Last Friday we found out that the unemployment rate was 5.5 percent and 295,000 jobs were added to our labor force.
But they were not.
Actually the unemployment rate was 5.8 percent and we added 903,000 jobs. The difference is because of seasonal adjustment.
Where are we going? To how we can better grasp statistical headlines.
What is Seasonal Adjustment?
It is easiest to tell the story through department stores. During December 2014, there were 1.5 million department store jobs; in January, the number dropped to 1.36 million . But, was the economy contracting? No. It was all about holiday shopping. So, to avoid a misrepresentation of the state of the jobs market, government statisticians seasonally adjusted the numbers and wound up with almost identical totals. For December and January, department store jobs were close to 1.3428 million.
In addition to holiday employment pops, we also have the ups and downs of weather and summer lawns, school openings and school closings. As the BLS (Bureau of Labor Statistics) notes, by eliminating those types of blips, we can better see what really is happening to jobs and the economy.
Not every one agrees that statistics should be seasonally adjusted.
In a recent WSJ column, a Harvard business professor suggested that the media convey both sets, the adjusted and non-adjusted numbers. Concerned that the economy depends less, for example, on malls because of online shopping, he says adjusted numbers that compensate for bad weather distort reality and policy decisions. For that reason, the unadjusted numbers should be more accessible and the adjusted formulas need to be up-dated.

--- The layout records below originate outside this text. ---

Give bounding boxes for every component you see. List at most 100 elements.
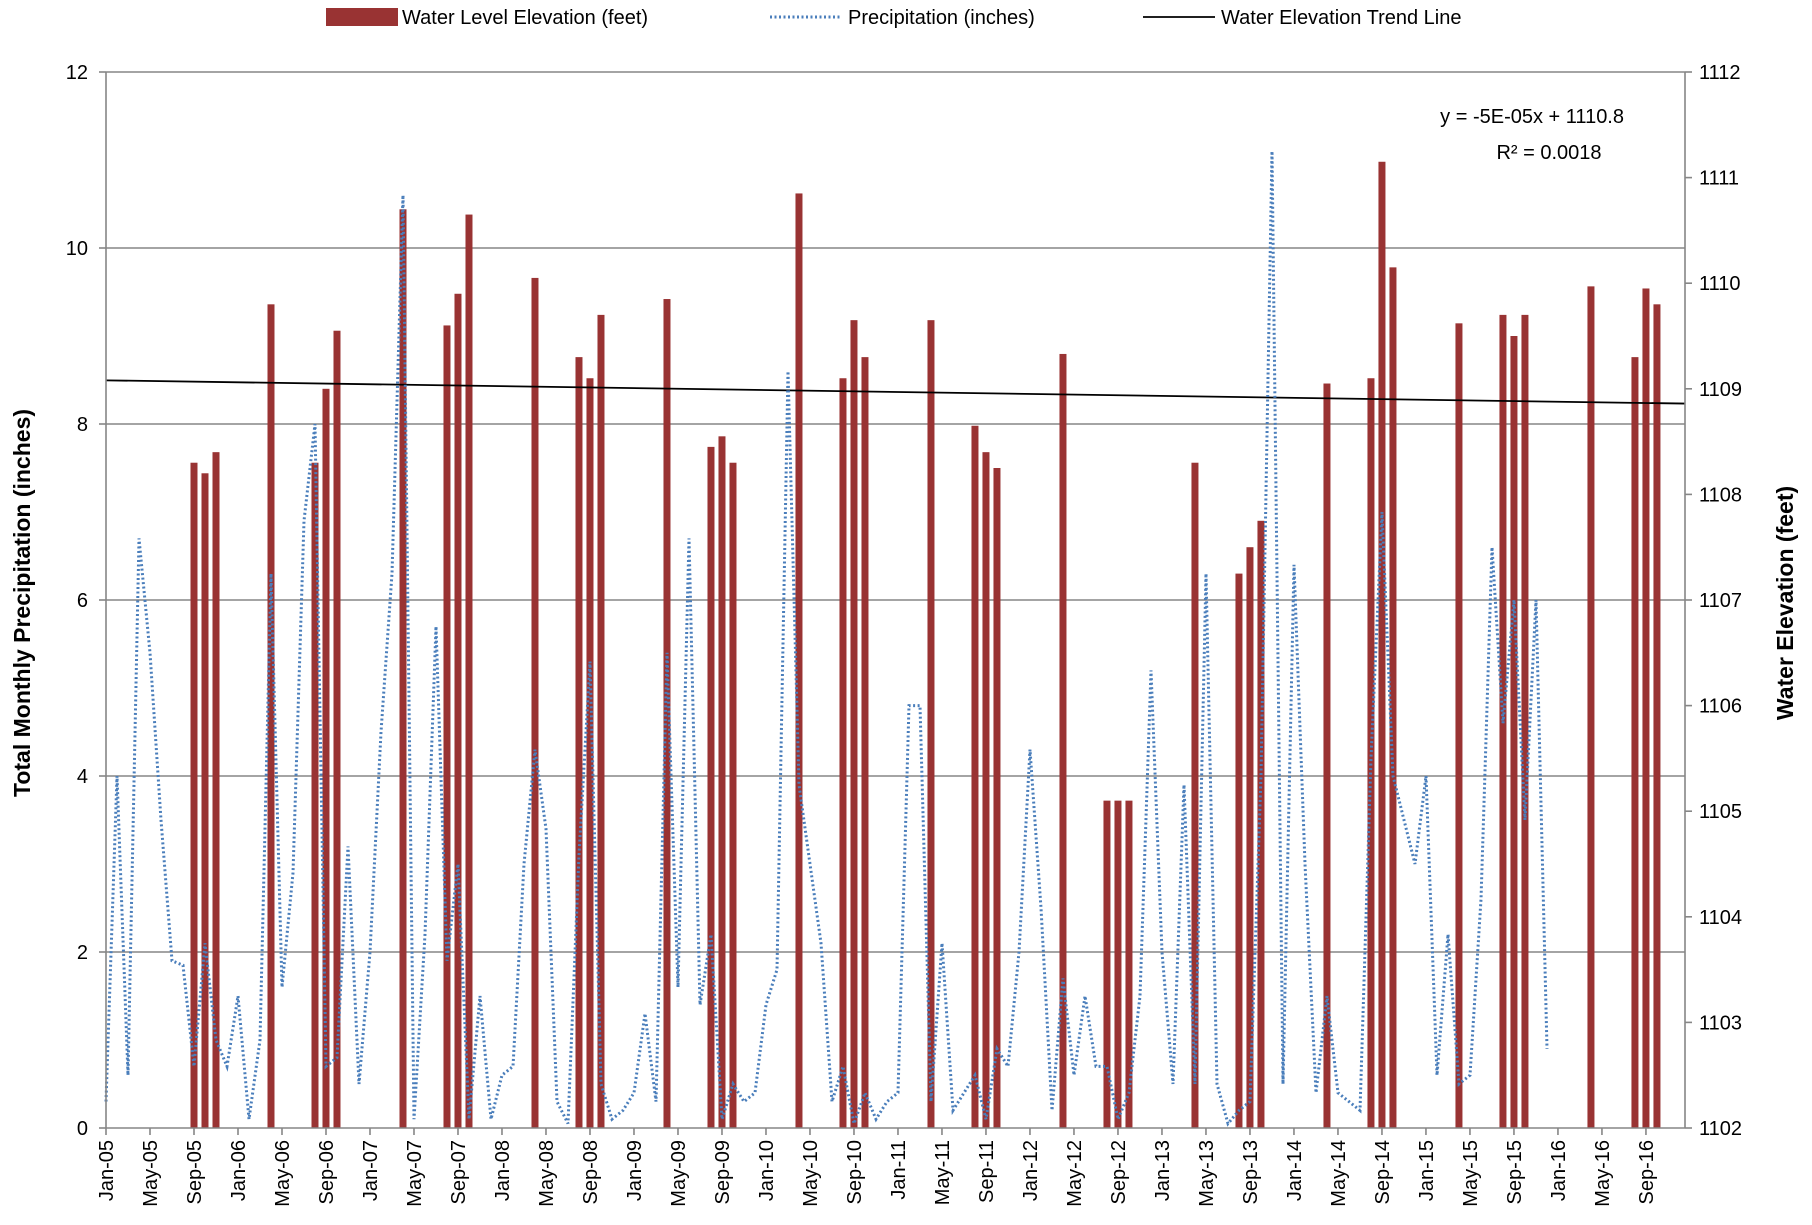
water-level-bar-2014-10 — [1389, 267, 1397, 1128]
x-tick-label: Jan-11 — [888, 1140, 910, 1200]
water-level-bar-2010-04 — [795, 193, 803, 1128]
water-level-bar-2012-10 — [1125, 800, 1133, 1128]
water-level-bar-2016-08 — [1631, 357, 1639, 1128]
y-right-tick-label: 1102 — [1699, 1118, 1742, 1140]
x-tick-label: Sep-09 — [712, 1140, 734, 1205]
x-tick-label: May-14 — [1328, 1140, 1350, 1207]
y-right-tick-label: 1108 — [1699, 484, 1742, 506]
precipitation-line — [104, 151, 1549, 1130]
trend-line-group — [105, 379, 1686, 405]
x-tick-label: Jan-13 — [1152, 1140, 1174, 1201]
water-level-bar-2011-10 — [993, 468, 1001, 1128]
water-level-bar-2016-04 — [1587, 286, 1595, 1128]
legend-label-water-level: Water Level Elevation (feet) — [402, 7, 648, 29]
y-right-tick-label: 1104 — [1699, 907, 1742, 929]
water-level-bar-2009-10 — [729, 462, 737, 1129]
water-level-bar-2013-09 — [1246, 547, 1254, 1128]
x-axis-ticks: Jan-05 May-05 Sep-05 Jan-06 May-06 Sep-06 Jan-… — [96, 1128, 1658, 1207]
y-right-tick-label: 1112 — [1699, 62, 1741, 84]
water-level-bar-2014-04 — [1323, 383, 1331, 1128]
y-left-tick-label: 4 — [77, 766, 88, 788]
water-level-bar-2016-09 — [1642, 288, 1650, 1129]
x-tick-label: Sep-07 — [448, 1140, 470, 1205]
x-tick-label: Jan-07 — [360, 1140, 382, 1201]
legend-swatch-water-level — [326, 8, 398, 26]
water-level-bar-2007-10 — [465, 214, 473, 1128]
water-level-bar-2005-10 — [201, 473, 209, 1128]
x-tick-label: Sep-14 — [1372, 1140, 1394, 1205]
x-tick-label: Jan-06 — [228, 1140, 250, 1201]
water-level-bar-2006-09 — [322, 388, 330, 1128]
y-left-tick-label: 10 — [66, 238, 88, 260]
trend-r-squared-text: R² = 0.0018 — [1496, 142, 1601, 164]
x-tick-label: Jan-05 — [96, 1140, 118, 1201]
water-level-bar-2007-08 — [443, 325, 451, 1128]
x-tick-label: Sep-10 — [844, 1140, 866, 1205]
x-tick-label: Jan-08 — [492, 1140, 514, 1201]
x-tick-label: May-13 — [1196, 1140, 1218, 1207]
water-level-bar-2008-09 — [586, 378, 594, 1128]
legend-label-precipitation: Precipitation (inches) — [848, 7, 1035, 29]
y-right-tick-label: 1110 — [1699, 273, 1741, 295]
water-level-bar-2006-10 — [333, 330, 341, 1129]
water-level-bar-2012-08 — [1103, 800, 1111, 1128]
y-right-tick-label: 1111 — [1699, 168, 1739, 190]
x-tick-label: May-15 — [1460, 1140, 1482, 1207]
x-tick-label: Jan-14 — [1284, 1140, 1306, 1201]
legend-label-trend: Water Elevation Trend Line — [1221, 7, 1462, 29]
x-tick-label: Sep-06 — [316, 1140, 338, 1205]
y-left-tick-label: 12 — [66, 62, 88, 84]
y-right-tick-label: 1107 — [1699, 590, 1742, 612]
water-level-bar-2014-09 — [1378, 161, 1386, 1128]
y-right-tick-label: 1106 — [1699, 696, 1742, 718]
water-level-bar-2005-11 — [212, 452, 220, 1128]
x-tick-label: Sep-15 — [1504, 1140, 1526, 1205]
water-level-bar-2013-08 — [1235, 573, 1243, 1128]
x-tick-label: May-06 — [272, 1140, 294, 1207]
trend-equation-text: y = -5E-05x + 1110.8 — [1440, 106, 1624, 128]
water-level-bar-2013-04 — [1191, 462, 1199, 1129]
trend-equation: y = -5E-05x + 1110.8 R² = 0.0018 — [1440, 106, 1624, 164]
water-level-bar-2008-08 — [575, 357, 583, 1128]
water-level-bar-2007-04 — [399, 209, 407, 1128]
water-level-bar-2013-10 — [1257, 520, 1265, 1128]
water-level-bar-2012-09 — [1114, 800, 1122, 1128]
water-level-bars — [190, 161, 1661, 1129]
water-level-bar-2016-10 — [1653, 304, 1661, 1128]
x-tick-label: May-12 — [1064, 1140, 1086, 1207]
x-tick-label: Sep-05 — [184, 1140, 206, 1205]
water-level-bar-2008-10 — [597, 314, 605, 1128]
water-level-bar-2006-04 — [267, 304, 275, 1128]
x-tick-label: May-08 — [536, 1140, 558, 1207]
y-left-tick-label: 0 — [77, 1118, 88, 1140]
x-tick-label: Sep-11 — [976, 1140, 998, 1203]
x-tick-label: May-05 — [140, 1140, 162, 1207]
precipitation-line-group — [104, 151, 1549, 1130]
left-axis-ticks: 0 2 4 6 8 10 12 — [66, 62, 106, 1140]
water-level-bar-2009-04 — [663, 299, 671, 1128]
trend-line — [105, 379, 1686, 405]
x-tick-label: Jan-15 — [1416, 1140, 1438, 1201]
x-tick-label: Sep-08 — [580, 1140, 602, 1205]
water-level-bar-2005-09 — [190, 462, 198, 1129]
water-level-bar-2007-09 — [454, 293, 462, 1128]
x-tick-label: May-11 — [932, 1140, 954, 1205]
water-level-bar-2011-08 — [971, 425, 979, 1128]
x-tick-label: Jan-16 — [1548, 1140, 1570, 1201]
water-level-bar-2010-08 — [839, 378, 847, 1128]
x-tick-label: May-10 — [800, 1140, 822, 1207]
y-left-tick-label: 6 — [77, 590, 88, 612]
gridlines — [106, 71, 1685, 953]
x-tick-label: Sep-16 — [1636, 1140, 1658, 1205]
y-right-tick-label: 1109 — [1699, 379, 1742, 401]
water-level-bar-2006-08 — [311, 462, 319, 1129]
right-axis-ticks: 1102 1103 1104 1105 1106 1107 1108 1109 1110 1111… — [1685, 62, 1742, 1140]
y-right-tick-label: 1105 — [1699, 801, 1742, 823]
y-left-tick-label: 8 — [77, 414, 88, 436]
water-level-bar-2011-09 — [982, 452, 990, 1128]
water-level-bar-2009-08 — [707, 446, 715, 1128]
water-level-bar-2012-04 — [1059, 353, 1067, 1128]
x-tick-label: May-07 — [404, 1140, 426, 1207]
x-tick-label: Sep-12 — [1108, 1140, 1130, 1205]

Responding, a fivethirtyeight writer said that it is a mistake to focus on the weather. Rather it is recurring patterns that include the need for more tax preparers in March, landscapers during the summer, and fewer autoworkers during the new model prep shut down. Without numbers that recognize those patterns, the data would be misleading and obscure important trends. On the other hand, he concurs that the formulas could be tweaked.
Our Bottom Line: Do Statistics Lie?
When they are in spread sheets, employment reports and the GDP, numbers appear very believable. Perhaps we should be asking some questions about the jobs numbers in the headlines.